McCalpinJohn · ‎03-04-2019

I am working on 2-3 reports to try to finish out the work that I did in 2018.

Using microbenchmarks to determine core and L3 slice numbers in Intel SKX (and KNL) processors -- expanding the presentation at https://www.ixpug.org/documents/1524216121knl_skx_topology_coherence_2018-03-23.pptx
Using microbenchmarks to derive the "slice select hash" in Intel SKX processors -- expanding the presentation at https://www.ixpug.org/components/com_solutionlibrary/assets/documents/1538092216-IXPUG_Fall_Conf_2018_paper_20%20-%20John%20McCalpin.pdf and (hopefully) including a closed-form representation of the "slice select hash" in the 14-core SKX processor as well as in the 24-core SKX processor (included in the referenced presentation).
Mitigating Snoop Filter Conflicts in 24-core Skylake Xeon Processors -- follow-up on my SC18 paper http://sc18.supercomputing.org/proceedings/tech_paper/tech_paper_pages/pap421.html with a lot more details about the properties of the address hash.

I will probably post something in these forums as I complete the reports, and will also post on my blog https://sites.utexas.edu/jdm4372/

I am not aware of a "QPI prefetcher" in systems through Broadwell -- this appears to be new in SKX.

Dropping the "prefetch to L3" and increasing the "prefetch to L2" makes sense due to the size and associativity changes:

SKX quadrupled the size of the L2 (0.25 MiB -> 1.0 MiB) and doubled its associativity (8-way -> 16-way)
SKX shrank the L3 (2.5 MiB per core -> 1.375 MiB per core) and reduced its associativity (20-way per slice -> 11-way per slice)

With a fully-exclusive L3 cache, prefetching to L3 would invalidate or downgrade lines in other L2 caches -- a very different behavior than in prior generations. The prefetch could be dropped if the address hits in the snoop filter, but that requires extra logic (and may not always be the right answer for performance).

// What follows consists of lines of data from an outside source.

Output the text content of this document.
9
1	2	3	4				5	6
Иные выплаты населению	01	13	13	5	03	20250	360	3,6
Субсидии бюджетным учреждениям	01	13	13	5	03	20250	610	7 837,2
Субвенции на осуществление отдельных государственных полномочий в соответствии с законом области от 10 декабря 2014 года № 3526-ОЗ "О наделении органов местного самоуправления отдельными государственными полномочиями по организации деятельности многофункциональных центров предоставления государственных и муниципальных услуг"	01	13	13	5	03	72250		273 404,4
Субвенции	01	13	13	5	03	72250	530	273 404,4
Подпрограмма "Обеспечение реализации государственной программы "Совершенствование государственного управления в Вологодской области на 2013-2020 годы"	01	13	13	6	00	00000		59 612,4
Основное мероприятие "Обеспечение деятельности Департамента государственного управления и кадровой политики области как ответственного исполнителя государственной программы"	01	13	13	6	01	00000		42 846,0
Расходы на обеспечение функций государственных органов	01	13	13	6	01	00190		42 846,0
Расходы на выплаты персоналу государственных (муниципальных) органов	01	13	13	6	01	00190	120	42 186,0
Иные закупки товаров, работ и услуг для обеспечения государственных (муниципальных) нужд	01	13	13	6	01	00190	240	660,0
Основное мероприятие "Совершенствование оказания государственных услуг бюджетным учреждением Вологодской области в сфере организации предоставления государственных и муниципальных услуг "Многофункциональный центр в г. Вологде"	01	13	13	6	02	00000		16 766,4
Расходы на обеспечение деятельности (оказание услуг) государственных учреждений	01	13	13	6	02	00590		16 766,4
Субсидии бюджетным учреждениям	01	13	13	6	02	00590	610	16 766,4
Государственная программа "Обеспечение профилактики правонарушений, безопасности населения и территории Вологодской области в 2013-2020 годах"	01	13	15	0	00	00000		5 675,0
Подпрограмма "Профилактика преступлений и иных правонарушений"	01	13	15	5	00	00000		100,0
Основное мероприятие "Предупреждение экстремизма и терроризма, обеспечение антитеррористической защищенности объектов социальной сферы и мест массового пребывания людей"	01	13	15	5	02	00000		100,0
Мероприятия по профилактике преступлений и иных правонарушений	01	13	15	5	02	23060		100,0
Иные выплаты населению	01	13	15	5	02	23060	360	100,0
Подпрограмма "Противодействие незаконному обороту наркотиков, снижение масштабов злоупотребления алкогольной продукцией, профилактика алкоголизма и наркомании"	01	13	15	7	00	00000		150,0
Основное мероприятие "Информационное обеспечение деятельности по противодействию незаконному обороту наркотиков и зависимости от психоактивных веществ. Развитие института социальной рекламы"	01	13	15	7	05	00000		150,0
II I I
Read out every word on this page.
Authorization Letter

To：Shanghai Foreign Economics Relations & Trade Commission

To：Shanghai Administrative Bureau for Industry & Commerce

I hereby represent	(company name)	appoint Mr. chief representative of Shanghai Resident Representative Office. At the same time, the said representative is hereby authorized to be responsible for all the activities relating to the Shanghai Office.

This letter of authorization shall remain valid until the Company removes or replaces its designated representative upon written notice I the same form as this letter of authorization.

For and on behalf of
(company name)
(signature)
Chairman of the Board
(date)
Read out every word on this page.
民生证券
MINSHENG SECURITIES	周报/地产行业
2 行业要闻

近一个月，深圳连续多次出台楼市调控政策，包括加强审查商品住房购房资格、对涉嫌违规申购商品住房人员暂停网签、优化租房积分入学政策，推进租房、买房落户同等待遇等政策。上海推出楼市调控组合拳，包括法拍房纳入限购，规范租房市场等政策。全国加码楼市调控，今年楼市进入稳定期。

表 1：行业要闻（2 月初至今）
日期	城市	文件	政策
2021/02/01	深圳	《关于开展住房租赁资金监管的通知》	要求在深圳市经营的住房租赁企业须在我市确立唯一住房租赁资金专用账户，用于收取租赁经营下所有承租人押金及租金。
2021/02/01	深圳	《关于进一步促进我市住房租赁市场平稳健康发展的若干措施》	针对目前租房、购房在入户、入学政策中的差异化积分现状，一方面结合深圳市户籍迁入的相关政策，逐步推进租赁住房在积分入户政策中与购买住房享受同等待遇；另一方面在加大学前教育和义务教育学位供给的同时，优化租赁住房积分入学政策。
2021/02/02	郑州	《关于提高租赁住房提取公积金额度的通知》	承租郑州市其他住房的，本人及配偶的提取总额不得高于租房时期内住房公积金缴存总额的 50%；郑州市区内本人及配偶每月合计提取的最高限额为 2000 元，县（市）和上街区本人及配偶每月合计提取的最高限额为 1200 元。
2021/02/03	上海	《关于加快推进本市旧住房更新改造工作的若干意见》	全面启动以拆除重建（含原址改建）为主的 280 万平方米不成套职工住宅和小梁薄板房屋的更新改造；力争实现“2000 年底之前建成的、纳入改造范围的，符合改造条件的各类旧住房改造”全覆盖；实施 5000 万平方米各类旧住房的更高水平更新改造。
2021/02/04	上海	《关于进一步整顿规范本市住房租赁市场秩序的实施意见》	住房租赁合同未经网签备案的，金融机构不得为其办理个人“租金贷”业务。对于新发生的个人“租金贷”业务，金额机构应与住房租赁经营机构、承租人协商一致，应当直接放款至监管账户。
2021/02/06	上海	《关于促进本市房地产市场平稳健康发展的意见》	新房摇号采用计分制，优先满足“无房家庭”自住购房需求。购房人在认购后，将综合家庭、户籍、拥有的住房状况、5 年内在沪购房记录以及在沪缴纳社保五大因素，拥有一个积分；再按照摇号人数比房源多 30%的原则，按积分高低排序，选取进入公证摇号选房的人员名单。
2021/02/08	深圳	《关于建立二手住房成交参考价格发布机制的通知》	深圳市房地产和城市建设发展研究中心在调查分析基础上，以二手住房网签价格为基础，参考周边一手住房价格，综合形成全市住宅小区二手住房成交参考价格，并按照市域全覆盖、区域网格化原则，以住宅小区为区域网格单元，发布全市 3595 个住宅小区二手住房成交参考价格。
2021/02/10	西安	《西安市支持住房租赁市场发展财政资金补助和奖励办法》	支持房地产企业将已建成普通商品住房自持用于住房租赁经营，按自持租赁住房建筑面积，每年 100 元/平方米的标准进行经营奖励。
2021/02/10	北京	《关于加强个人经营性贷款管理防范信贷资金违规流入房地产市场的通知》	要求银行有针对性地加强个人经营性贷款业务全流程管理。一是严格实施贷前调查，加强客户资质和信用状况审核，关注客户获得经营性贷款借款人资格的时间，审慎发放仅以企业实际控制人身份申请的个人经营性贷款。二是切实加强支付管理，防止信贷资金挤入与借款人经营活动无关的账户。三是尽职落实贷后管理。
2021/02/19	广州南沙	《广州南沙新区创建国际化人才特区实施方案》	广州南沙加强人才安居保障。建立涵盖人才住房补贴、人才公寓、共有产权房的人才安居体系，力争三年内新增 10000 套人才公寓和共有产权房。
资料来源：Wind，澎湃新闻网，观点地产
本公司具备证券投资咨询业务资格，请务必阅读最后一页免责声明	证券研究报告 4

Looking back at my original results, I see that the higher remote bandwidth only occurs when the LLC-prefetch is enabled in the BIOS. With LLC-prefetch enabled, the remote BW increases by ~20% and is about 17% higher than the local BW for the same test. Local BW is almost unchanged by the LLC prefetch. Like Sandy Bridge EP, single-threaded BW on SKX is slightly higher with allocating stores than with streaming stores. Unlike Sandy Bridge EP, vectorization increases single-threaded BW, but the amount depends on the ISA used.